Vet Premium Member over 9 years ago
Who let the dork out…..woof woof woofwoof!I warned them he would figure out the child safety latch soon enough but no……they would not listen and now…..
Liverlips McCracken Premium Member over 9 years ago
He especially shouldn’t be “out” of so many things at one time.
Last Rose Of Summer Premium Member over 9 years ago
BevI left a note on your front door.I smelled baking when I was there, are… you……baking?
Imacyn over 9 years ago
I love the old names from the 20s. The use of Mrs. Higglepoode made me think of my mother’s old friends. She knew a Mrs Pickles Crookshank (The husband’s real name) Her maiden name was Lovey Leorita Ficklestone.
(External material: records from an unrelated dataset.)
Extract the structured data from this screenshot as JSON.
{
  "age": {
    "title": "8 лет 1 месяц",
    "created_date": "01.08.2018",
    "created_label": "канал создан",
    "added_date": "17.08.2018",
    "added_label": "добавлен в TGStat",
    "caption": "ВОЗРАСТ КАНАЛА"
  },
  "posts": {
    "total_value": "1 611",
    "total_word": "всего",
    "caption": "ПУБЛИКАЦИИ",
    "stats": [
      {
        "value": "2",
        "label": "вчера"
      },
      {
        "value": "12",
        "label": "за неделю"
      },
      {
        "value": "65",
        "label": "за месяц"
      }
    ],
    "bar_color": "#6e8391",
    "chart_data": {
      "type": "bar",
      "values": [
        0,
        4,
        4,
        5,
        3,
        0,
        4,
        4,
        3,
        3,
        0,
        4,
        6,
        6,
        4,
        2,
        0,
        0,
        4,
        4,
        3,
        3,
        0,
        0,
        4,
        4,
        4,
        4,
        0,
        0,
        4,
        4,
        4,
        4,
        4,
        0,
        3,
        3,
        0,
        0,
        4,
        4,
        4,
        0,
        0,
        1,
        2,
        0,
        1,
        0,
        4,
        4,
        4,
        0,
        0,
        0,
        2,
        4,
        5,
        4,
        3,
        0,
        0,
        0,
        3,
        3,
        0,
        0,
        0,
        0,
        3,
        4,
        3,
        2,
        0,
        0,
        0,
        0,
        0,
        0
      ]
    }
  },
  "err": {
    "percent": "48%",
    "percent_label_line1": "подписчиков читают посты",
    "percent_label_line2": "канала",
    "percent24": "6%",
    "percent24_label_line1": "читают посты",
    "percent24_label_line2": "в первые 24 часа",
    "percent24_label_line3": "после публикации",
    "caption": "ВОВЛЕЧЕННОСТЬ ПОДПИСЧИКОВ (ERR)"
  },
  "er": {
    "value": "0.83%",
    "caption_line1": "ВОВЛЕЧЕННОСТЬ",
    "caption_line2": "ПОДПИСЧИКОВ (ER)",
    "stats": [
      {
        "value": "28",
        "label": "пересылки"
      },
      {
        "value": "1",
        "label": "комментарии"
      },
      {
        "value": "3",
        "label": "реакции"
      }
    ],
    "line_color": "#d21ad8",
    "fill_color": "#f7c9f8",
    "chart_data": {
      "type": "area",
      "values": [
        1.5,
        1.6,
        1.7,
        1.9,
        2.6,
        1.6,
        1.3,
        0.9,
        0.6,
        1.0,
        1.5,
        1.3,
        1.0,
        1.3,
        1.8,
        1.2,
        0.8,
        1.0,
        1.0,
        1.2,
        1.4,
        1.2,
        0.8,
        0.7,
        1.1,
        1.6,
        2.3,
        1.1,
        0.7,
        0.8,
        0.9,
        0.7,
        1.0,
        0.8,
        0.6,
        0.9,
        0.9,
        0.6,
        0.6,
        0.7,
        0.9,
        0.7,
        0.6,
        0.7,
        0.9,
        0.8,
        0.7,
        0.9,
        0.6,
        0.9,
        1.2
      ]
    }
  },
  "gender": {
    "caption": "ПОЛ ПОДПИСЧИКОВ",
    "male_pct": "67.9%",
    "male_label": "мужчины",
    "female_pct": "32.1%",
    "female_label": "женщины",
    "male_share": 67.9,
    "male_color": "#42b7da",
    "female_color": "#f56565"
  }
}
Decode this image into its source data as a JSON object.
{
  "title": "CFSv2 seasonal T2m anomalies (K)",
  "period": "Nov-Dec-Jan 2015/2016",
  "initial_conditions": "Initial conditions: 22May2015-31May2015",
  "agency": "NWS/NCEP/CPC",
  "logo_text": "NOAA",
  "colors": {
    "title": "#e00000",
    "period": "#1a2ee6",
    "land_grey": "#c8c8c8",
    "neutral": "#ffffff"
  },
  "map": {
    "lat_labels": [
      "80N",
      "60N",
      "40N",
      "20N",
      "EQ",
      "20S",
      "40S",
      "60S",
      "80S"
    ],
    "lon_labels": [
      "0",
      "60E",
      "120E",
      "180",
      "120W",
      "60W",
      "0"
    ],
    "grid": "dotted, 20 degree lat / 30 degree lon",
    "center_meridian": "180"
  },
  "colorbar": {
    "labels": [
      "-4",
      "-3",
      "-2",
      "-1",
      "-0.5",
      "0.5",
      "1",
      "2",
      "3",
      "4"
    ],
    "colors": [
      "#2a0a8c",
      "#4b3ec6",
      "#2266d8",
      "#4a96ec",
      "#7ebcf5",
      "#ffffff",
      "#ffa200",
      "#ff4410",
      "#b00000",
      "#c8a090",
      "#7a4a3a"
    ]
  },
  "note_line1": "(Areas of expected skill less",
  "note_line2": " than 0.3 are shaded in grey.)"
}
Mom’s two other friends were Elsie Pearl Higgenbottom and Birdie Blue Tinkersmithe, whom she played bingo with every Tuesday until they were all in their late 80s and early 90s.
Sailor46 USN 65-95 over 9 years ago
This would apply to most of the Residents of Ballard Street!
pcolli over 9 years ago
Stanley got out years ago.
Lyons Group, Inc. over 9 years ago
Stanley shouldn’t be out…of Arkham.
Vet Premium Member over 9 years ago
She is going to so roll back when she opens up.
Last Rose Of Summer Premium Member over 9 years ago
Stanley was such a lovely child……..for a while,
Last Rose Of Summer Premium Member over 9 years ago
and then (shudder) the terrible accident happened……
Last Rose Of Summer Premium Member over 9 years ago
He had many amazing adventures, but alas it affected his brain, (being smashed flat and all)He eventually popped back out (or up?) but he was never normal.Not makin’ excuses, but we really need To Do Something.
Vet Premium Member over 9 years ago
That except for the clothing looks like some DPS qualifying shooters I have seen.Question asked….“Does this 12ga kick?”Answer…..“Nah, just pull the trigger and you tell me.”My dream is to fire the 577 TRex. The kick was measured at over 220 pounds at the shoulder. 10,180 foot pounds of energy. The bullet measures .585 inches in diameter that is bigger that a 50 cal. Check that out on YouTube….it knocks down folks, walls, chairs, everything…..MAN I would love to shoot that beast.